Sowing your seeds: important factors for germination
WHEN sowing seeds in your garden, keep these three important factors for germination in mind.
1/ SOWING DEPTH
- Depends on the size of the seed.
- Fine seed should be barely covered.
- Medium-sized seed may be planted to a depth of about 6mm.
- Larger seeds are planted more deeply.
Seeds that need light
- Some tiny seeds need to be contacted by light for germination to occur. Examples are begonias, impatiens, petunias, primulas and coleus.
- Press these into the surface of moist seed raising mix.
- Cover with plastic wrap or glass.
- Keep in bright shade.
- Water by misting with fine spray or immersing the base of the container in a tray of water.
- Varieties: ageratum, alyssum, antirrhinum, aquilegia, begonia, campanula, impatiens, petunia, primula, salvia, stock, lettuce.
Seeds that need dark
- Some seeds need to be totally protected from light.
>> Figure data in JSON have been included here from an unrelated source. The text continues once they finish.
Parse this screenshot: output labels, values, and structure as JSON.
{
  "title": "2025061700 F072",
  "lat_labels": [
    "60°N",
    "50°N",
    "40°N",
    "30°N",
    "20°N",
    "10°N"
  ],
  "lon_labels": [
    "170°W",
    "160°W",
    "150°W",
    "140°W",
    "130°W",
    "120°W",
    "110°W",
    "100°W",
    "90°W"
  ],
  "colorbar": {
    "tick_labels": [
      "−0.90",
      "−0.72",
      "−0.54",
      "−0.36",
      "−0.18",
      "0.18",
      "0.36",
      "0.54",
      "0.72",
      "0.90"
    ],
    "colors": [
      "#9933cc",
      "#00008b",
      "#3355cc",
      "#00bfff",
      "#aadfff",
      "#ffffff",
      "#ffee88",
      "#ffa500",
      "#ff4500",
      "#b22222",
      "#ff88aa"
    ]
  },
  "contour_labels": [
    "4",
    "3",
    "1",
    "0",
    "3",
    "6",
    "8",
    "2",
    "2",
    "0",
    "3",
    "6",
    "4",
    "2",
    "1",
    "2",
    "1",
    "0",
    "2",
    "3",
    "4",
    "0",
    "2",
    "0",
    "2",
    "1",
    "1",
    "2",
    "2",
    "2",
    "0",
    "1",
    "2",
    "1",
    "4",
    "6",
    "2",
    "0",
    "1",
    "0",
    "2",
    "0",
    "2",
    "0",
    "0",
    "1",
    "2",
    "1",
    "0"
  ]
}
Examples are violas, pansies and nasturtiums.
- Cover with a sheet of newspaper or cardboard. Remove after germination.
- Varieties: calendula, cornflower, delphinium, forget-me-not, gazania, pansy, schizanthus, sweet pea, verbena, viola, coriander.
2/ SOIL MOISTURE
Seeds have differing moisture requirements.
- Some very fine seeds, (eg. some petunias) have been 'pelletised', coated with a layer of inert material to make them easier to handle. These should be watered more frequently than uncoated seeds.
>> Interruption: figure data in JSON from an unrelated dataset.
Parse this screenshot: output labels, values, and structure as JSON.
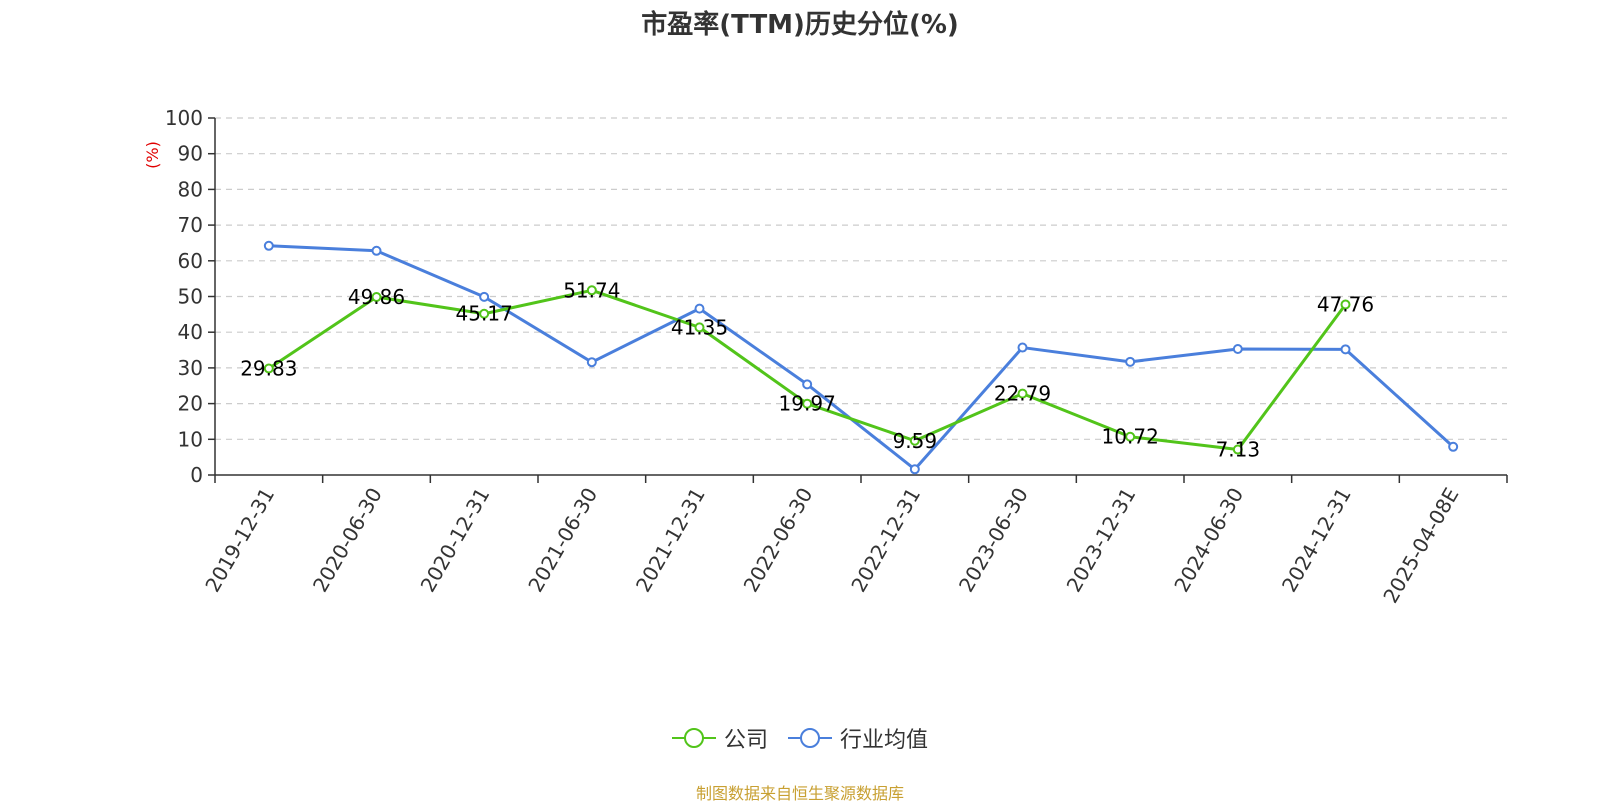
{
  "title": "市盈率(TTM)历史分位(%)",
  "source_note": "制图数据来自恒生聚源数据库",
  "chart_data": {
    "type": "line",
    "title": "市盈率(TTM)历史分位(%)",
    "ylabel": "(%)",
    "ylim": [
      0,
      100
    ],
    "yticks": [
      0,
      10,
      20,
      30,
      40,
      50,
      60,
      70,
      80,
      90,
      100
    ],
    "grid": true,
    "legend_position": "bottom-center",
    "categories": [
      "2019-12-31",
      "2020-06-30",
      "2020-12-31",
      "2021-06-30",
      "2021-12-31",
      "2022-06-30",
      "2022-12-31",
      "2023-06-30",
      "2023-12-31",
      "2024-06-30",
      "2024-12-31",
      "2025-04-08E"
    ],
    "series": [
      {
        "name": "公司",
        "color": "#52c41a",
        "values": [
          29.83,
          49.86,
          45.17,
          51.74,
          41.35,
          19.97,
          9.59,
          22.79,
          10.72,
          7.13,
          47.76,
          null
        ],
        "labels": [
          "29.83",
          "49.86",
          "45.17",
          "51.74",
          "41.35",
          "19.97",
          "9.59",
          "22.79",
          "10.72",
          "7.13",
          "47.76",
          ""
        ]
      },
      {
        "name": "行业均值",
        "color": "#4a7fdc",
        "values": [
          64.2,
          62.8,
          49.9,
          31.6,
          46.6,
          25.4,
          1.6,
          35.7,
          31.7,
          35.3,
          35.2,
          7.9
        ]
      }
    ]
  }
}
- Avoid watering while the soil remains moist or until the seedlings emerge. Do not pre-soak these seeds.
- Keep soil or seed raising mix moist for slower germinating seeds (such as pansies which may take 21-28 days).
- After seedlings have emerged, water thoroughly but less frequently to encourage the development of good, strong roots.
3/ SOIL TEMPERATURE
- Soil temperature is critically important for successful germination.
- Soil should be consistently warm before sowing warm season varieties direct in the garden.
- Cool soils cause many failures with seeds of summer plants (such as tomatoes) that are sown in early spring.
- Seeds can be sown in pots in a warm, sheltered spot and transplanted out into the garden when conditions are more favourable.
- A hint for raising temperature-sensitive seeds, such as petunias, in early spring is to sow into a 15cm diameter pot, water well and enclose the pot in a plastic bag that is sealed around the rim. Place the pot on a gentle source of heat - such as a hot water tank or a refrigerator. As soon as seedlings appear, remove the plastic bag and harden off seedlings outdoors.
- As soon as seedlings have emerged begin fertilising every week with half strength Thrive Soluble Plant Food. Don't apply to dry soil or mix.
- Once plants are established they can be fed fortnightly at regular strength.
Sowing direct into soil
Larger seeds are usually the most suitable for direct sowing.
- Flower seed examples are nasturtiums, marigolds, sweet peas and zinnias.
- Prepare the soil by mixing in some well-aged compost or manure.
- Add some Thrive Granular All Purpose plant food.
- Dig well so that the soil ends up with a fine, crumbly structure.
- Scatter seed thinly along the rows and cover with seed raising mix.
- Water well with a fine, gentle spray.